As I continued to get to know other freshmen, my insecurities began to fade. I met people who shared a similar background with me, along with the many who did not. According to the University’s Office of Registrar, 30 percent of students are out-of-state, with representation from all 50 states. Six percent are international, with students hailing from 150 countries.

I stopped looking at the geographical diversity at this University as a cause of personal diffidence, and instead began to appreciate how many people I had to learn from. As cliché as it may sound, some of the most valuable lessons I’ll take from this place were taught by my peers outside of the classroom.

I began to recognize that no one background is “better” than the next, and because of that, I had a renewed sense of appreciation for my small-town upbringing: for what it gave me, and for what it allowed me to share with the people around me.

I recently started following Huffington Post’s Love Letters project — a series of letters written by those who have something to say about the place that means the most to them. For many, it’s the place they call “home.” You can find love letters written to some of the world’s most beautiful and desired destinations — London, Paris, New York City, New Orleans and Hong Kong, for instance.

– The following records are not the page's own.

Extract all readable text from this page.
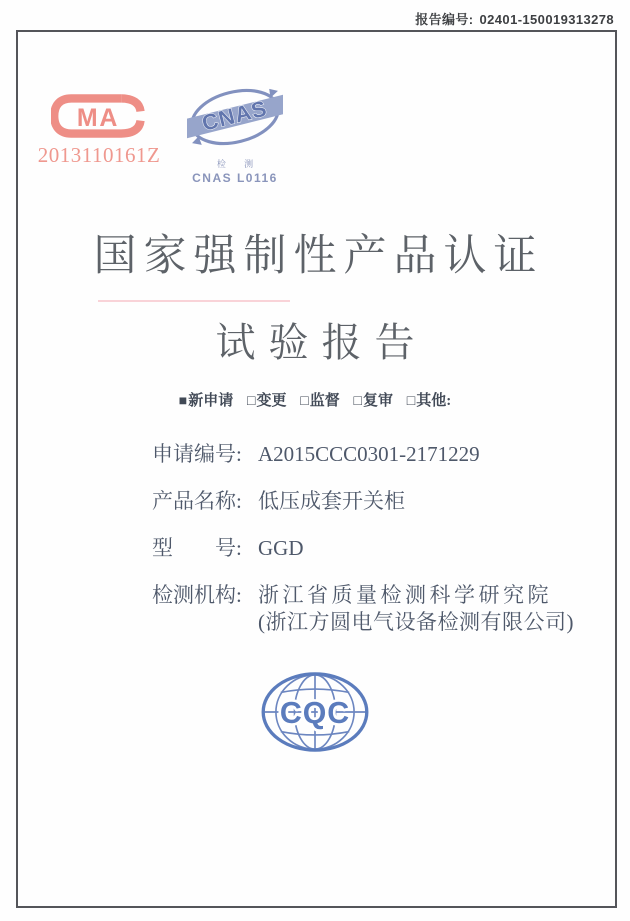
报告编号: 02401-150019313278
MA
2013110161Z
CNAS
检 测
CNAS L0116
国家强制性产品认证
试验报告
■新申请 □变更 □监督 □复审 □其他:
申请编号: A2015CCC0301-2171229
产品名称: 低压成套开关柜
型　　号: GGD
检测机构: 浙江省质量检测科学研究院
(浙江方圆电气设备检测有限公司)
CQC
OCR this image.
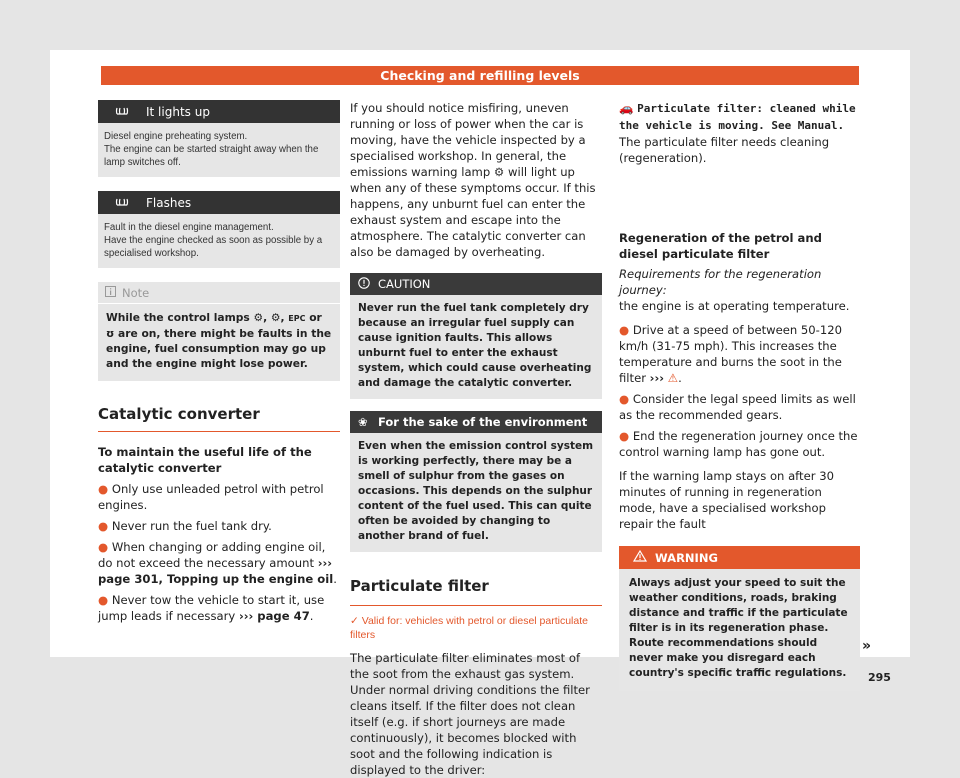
Checking and refilling levels
It lights up
Diesel engine preheating system.
The engine can be started straight away when the lamp switches off.
Flashes
Fault in the diesel engine management.
Have the engine checked as soon as possible by a specialised workshop.
Note
While the control lamps ⚙, ⚙, EPC or ʊ are on, there might be faults in the engine, fuel consumption may go up and the engine might lose power.
Catalytic converter
To maintain the useful life of the catalytic converter
● Only use unleaded petrol with petrol engines.
● Never run the fuel tank dry.
● When changing or adding engine oil, do not exceed the necessary amount ››› page 301, Topping up the engine oil.
● Never tow the vehicle to start it, use jump leads if necessary ››› page 47.
If you should notice misfiring, uneven running or loss of power when the car is moving, have the vehicle inspected by a specialised workshop. In general, the emissions warning lamp ⚙ will light up when any of these symptoms occur. If this happens, any unburnt fuel can enter the exhaust system and escape into the atmosphere. The catalytic converter can also be damaged by overheating.
CAUTION
Never run the fuel tank completely dry because an irregular fuel supply can cause ignition faults. This allows unburnt fuel to enter the exhaust system, which could cause overheating and damage the catalytic converter.
❀ For the sake of the environment
Even when the emission control system is working perfectly, there may be a smell of sulphur from the gases on occasions. This depends on the sulphur content of the fuel used. This can quite often be avoided by changing to another brand of fuel.
Particulate filter
✓ Valid for: vehicles with petrol or diesel particulate filters
The particulate filter eliminates most of the soot from the exhaust gas system. Under normal driving conditions the filter cleans itself. If the filter does not clean itself (e.g. if short journeys are made continuously), it becomes blocked with soot and the following indication is displayed to the driver:
🚗 Particulate filter: cleaned while the vehicle is moving. See Manual. The particulate filter needs cleaning (regeneration).
Regeneration of the petrol and diesel particulate filter
Requirements for the regeneration journey:
the engine is at operating temperature.
● Drive at a speed of between 50-120 km/h (31-75 mph). This increases the temperature and burns the soot in the filter ››› ⚠.
● Consider the legal speed limits as well as the recommended gears.
● End the regeneration journey once the control warning lamp has gone out.
If the warning lamp stays on after 30 minutes of running in regeneration mode, have a specialised workshop repair the fault
WARNING
Always adjust your speed to suit the weather conditions, roads, braking distance and traffic if the particulate filter is in its regeneration phase. Route recommendations should never make you disregard each country's specific traffic regulations.
»
295
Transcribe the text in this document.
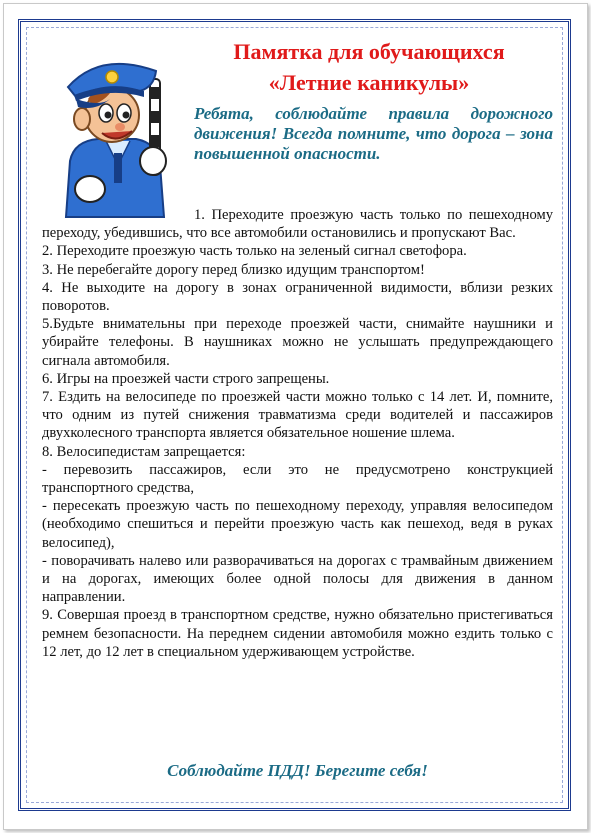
Памятка для обучающихся
«Летние каникулы»
Ребята, соблюдайте правила дорожного движения! Всегда помните, что дорога – зона повышенной опасности.

1. Переходите проезжую часть только по пешеходному переходу, убедившись, что все автомобили остановились и пропускают Вас.

2. Переходите проезжую часть только на зеленый сигнал светофора.

3. Не перебегайте дорогу перед близко идущим транспортом!

4. Не выходите на дорогу в зонах ограниченной видимости, вблизи резких поворотов.

5.Будьте внимательны при переходе проезжей части, снимайте наушники и убирайте телефоны. В наушниках можно не услышать предупреждающего сигнала автомобиля.

6. Игры на проезжей части строго запрещены.

7. Ездить на велосипеде по проезжей части можно только с 14 лет. И, помните, что одним из путей снижения травматизма среди водителей и пассажиров двухколесного транспорта является обязательное ношение шлема.

8. Велосипедистам запрещается:

- перевозить пассажиров, если это не предусмотрено конструкцией транспортного средства,

- пересекать проезжую часть по пешеходному переходу, управляя велосипедом (необходимо спешиться и перейти проезжую часть как пешеход, ведя в руках велосипед),

- поворачивать налево или разворачиваться на дорогах с трамвайным движением и на дорогах, имеющих более одной полосы для движения в данном направлении.

9. Совершая проезд в транспортном средстве, нужно обязательно пристегиваться ремнем безопасности. На переднем сидении автомобиля можно ездить только с 12 лет, до 12 лет в специальном удерживающем устройстве.

Соблюдайте ПДД! Берегите себя!
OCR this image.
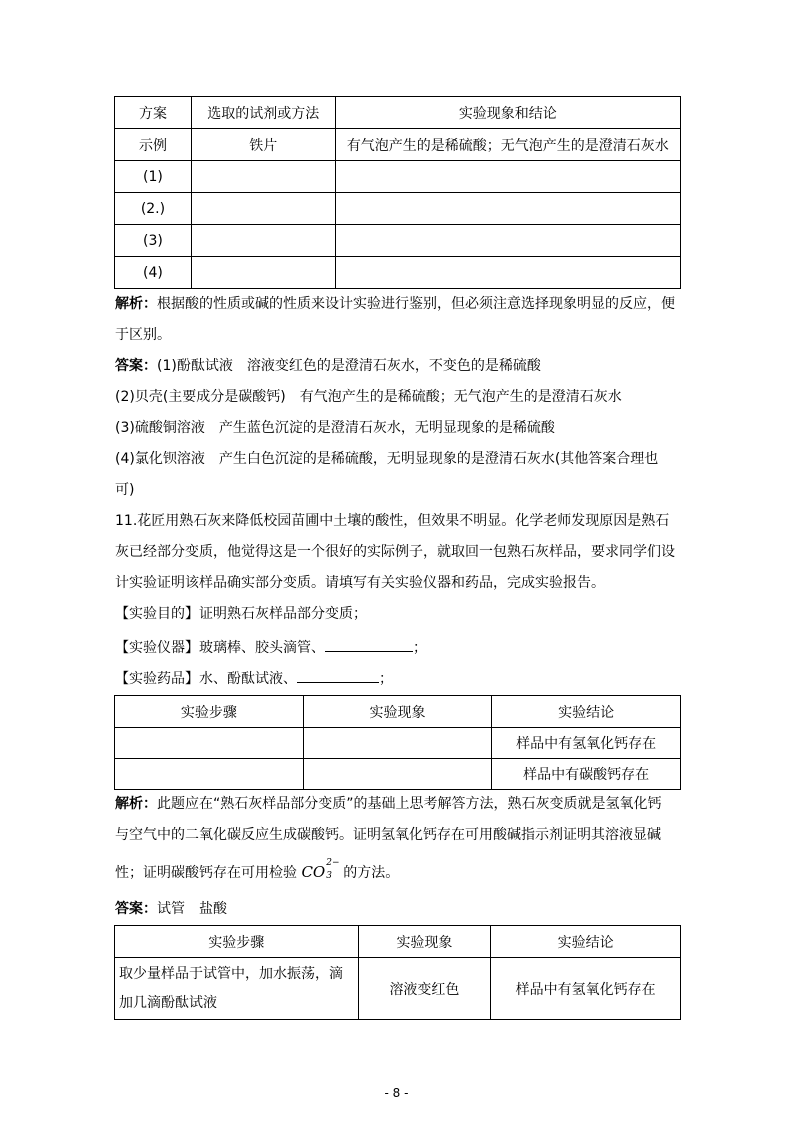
方案	选取的试剂或方法	实验现象和结论
示例	铁片	有气泡产生的是稀硫酸；无气泡产生的是澄清石灰水
(1)		
(2.)		
(3)		
(4)		
解析：根据酸的性质或碱的性质来设计实验进行鉴别，但必须注意选择现象明显的反应，便
于区别。
答案：(1)酚酞试液　溶液变红色的是澄清石灰水，不变色的是稀硫酸
(2)贝壳(主要成分是碳酸钙)　有气泡产生的是稀硫酸；无气泡产生的是澄清石灰水
(3)硫酸铜溶液　产生蓝色沉淀的是澄清石灰水，无明显现象的是稀硫酸
(4)氯化钡溶液　产生白色沉淀的是稀硫酸，无明显现象的是澄清石灰水(其他答案合理也
可)
11.花匠用熟石灰来降低校园苗圃中土壤的酸性，但效果不明显。化学老师发现原因是熟石
灰已经部分变质，他觉得这是一个很好的实际例子，就取回一包熟石灰样品，要求同学们设
计实验证明该样品确实部分变质。请填写有关实验仪器和药品，完成实验报告。
【实验目的】证明熟石灰样品部分变质；
【实验仪器】玻璃棒、胶头滴管、	；
【实验药品】水、酚酞试液、	；
实验步骤	实验现象	实验结论
		样品中有氢氧化钙存在
		样品中有碳酸钙存在
解析：此题应在“熟石灰样品部分变质”的基础上思考解答方法，熟石灰变质就是氢氧化钙
与空气中的二氧化碳反应生成碳酸钙。证明氢氧化钙存在可用酸碱指示剂证明其溶液显碱
性；证明碳酸钙存在可用检验 CO 2−
3 的方法。
答案：试管　盐酸
实验步骤	实验现象	实验结论

取少量样品于试管中，加水振荡，滴
加几滴酚酞试液	溶液变红色	样品中有氢氧化钙存在
- 8 -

But where’s the love for the small towns? Cities with populations in the thousands, even hundreds, seemed to be barely a blip on the project’s map. Thus, my ode to small towns everywhere:

Dear Small Town,

I’m sorry for having left you. It wasn’t you; it was me. I’ll forever be grateful for the years we spent together, but our time had run its course. Even so, my gratitude is still very much alive for you, small town. I hope you understand.

I came to know you well, small town — so well that I could navigate your contours with my eyes closed. I appreciated that familiarity. You were predictable, but I was OK with that. In fact, it’s one of the qualities I still love most about you.

I loved our traditions, my favorite being Fridays in autumn. I remember the excitement that would hit me as soon as I woke up. Once 7 p.m. rolled around, it was the same excitement that made its way to the football field that was home to most for a few hours on those Friday nights. Those memories are some of my most cherished.

I could tell you, small town, that running errands in my new place is a lot quicker now. When I was with you, grocery shopping took so long. With you, I had to stop and have a conversation with everyone I knew, which was essentially everyone I saw. I could also tell you that I miss that.

I remember saying goodbye to you on that August night, sitting in the top row of the stands. There were no players on the field that time, and the rows below me were empty. I was scared. I didn’t think I wanted to leave you, small town. You were safe. Some might think you held my hand too much, but I don’t agree. You gave me support and comfort. You gave me the friends I’ll always come back to, and the families that became my second. You gave me a solid foundation to build on.

Since leaving you, I’ve learned that “home” is a word that’s interchangeable. They say home is where the heart is, and that’s why you’ll always have a piece of mine, small town. But I hope you can understand that pieces of my heart will be left elsewhere, too. Starting here in Ann Arbor, my second place to call home.